Social insects such as army ants are particularly interesting
complex systems because they exhibit optimized system-level behaviors
that stem from the actions of individuals with limited or no global
knowledge of system variables. Army ants effectively locate and
retrieve thousands small prey items in a very noisy environment.
They have simple rule-sets, and their behavior is robust to drastic
variations in substrate and swarm size. Insight gained from understanding
these types of biological systems has direct applicability for
many current problems in robotics, Internet routing, data-mining
and the design of multi-agent autonomous systems.
My graduate research uses fieldwork and computer modeling to
examine the decision rules that Eciton burchelli army ants
use to organize their massive foraging raids. In addition to extending
biological knowledge of E. burchelli behavior, my primary
interest is in using the army ant model to better understand how
simple interaction rules generate complex system-level behaviors.

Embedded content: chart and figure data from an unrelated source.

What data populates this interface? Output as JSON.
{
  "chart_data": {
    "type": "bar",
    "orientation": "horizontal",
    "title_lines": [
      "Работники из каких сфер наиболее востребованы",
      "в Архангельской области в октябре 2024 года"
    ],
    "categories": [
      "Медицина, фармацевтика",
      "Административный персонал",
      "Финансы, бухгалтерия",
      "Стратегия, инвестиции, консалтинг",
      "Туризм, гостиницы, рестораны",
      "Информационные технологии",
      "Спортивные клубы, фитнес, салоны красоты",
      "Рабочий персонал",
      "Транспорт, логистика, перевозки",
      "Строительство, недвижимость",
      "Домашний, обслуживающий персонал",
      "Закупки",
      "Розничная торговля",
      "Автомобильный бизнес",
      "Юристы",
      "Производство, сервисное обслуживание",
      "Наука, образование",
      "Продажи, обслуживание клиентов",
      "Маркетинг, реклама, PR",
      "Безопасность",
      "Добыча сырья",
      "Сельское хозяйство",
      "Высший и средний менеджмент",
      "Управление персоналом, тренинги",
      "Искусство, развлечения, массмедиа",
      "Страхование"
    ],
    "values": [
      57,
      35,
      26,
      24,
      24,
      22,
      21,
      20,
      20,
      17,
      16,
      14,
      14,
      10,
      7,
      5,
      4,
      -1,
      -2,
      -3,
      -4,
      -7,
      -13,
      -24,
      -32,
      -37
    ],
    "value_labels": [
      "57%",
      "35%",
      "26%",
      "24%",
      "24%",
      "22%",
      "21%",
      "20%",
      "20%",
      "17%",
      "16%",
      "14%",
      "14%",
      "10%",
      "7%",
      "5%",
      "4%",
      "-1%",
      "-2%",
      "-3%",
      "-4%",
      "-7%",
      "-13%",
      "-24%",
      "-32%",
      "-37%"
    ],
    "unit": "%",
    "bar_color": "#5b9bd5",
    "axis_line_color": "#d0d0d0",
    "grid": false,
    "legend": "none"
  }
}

I am also interested in exploring how the movement of data through
a system and interaction rates between system components relate
to the emergence of system-level patterns and behaviors.
E. burchelli colonies can reach a million or more ants
with half the colony participating in raids. Raids can cover more
than 1000m^2 in a 10-14 hour day, capturing, processing and retrieving
to the nest some 3,000 pray items an hour. Colonies are nomadic
and have a 5-week bi-phasic lifecycle. In two weeks of the cycle,
the colony is completely nomadic, emigrating to a new nest locations
every night after foraging.
For the field component of my research, I tracked and videotaped
E. burchelli swarms in the Costa Rican rainforest. Analysis
of the swarm videos is yielding detailed, quantitative descriptions
of how individual ants behave within the swarm. These data are
being used to parameterize an individual-based computer model
of army ant swarming. When the model is finished it will also
include existing data from the literature on the energetics of
army ant locomotion, and prey quality and distribution data. This
will permit examination of the impact on colony fitness of the
different behavioral parameters measured from the video data.
Model output will also be compared for accuracy with extensive
field data on E. burchelli swarm dynamics.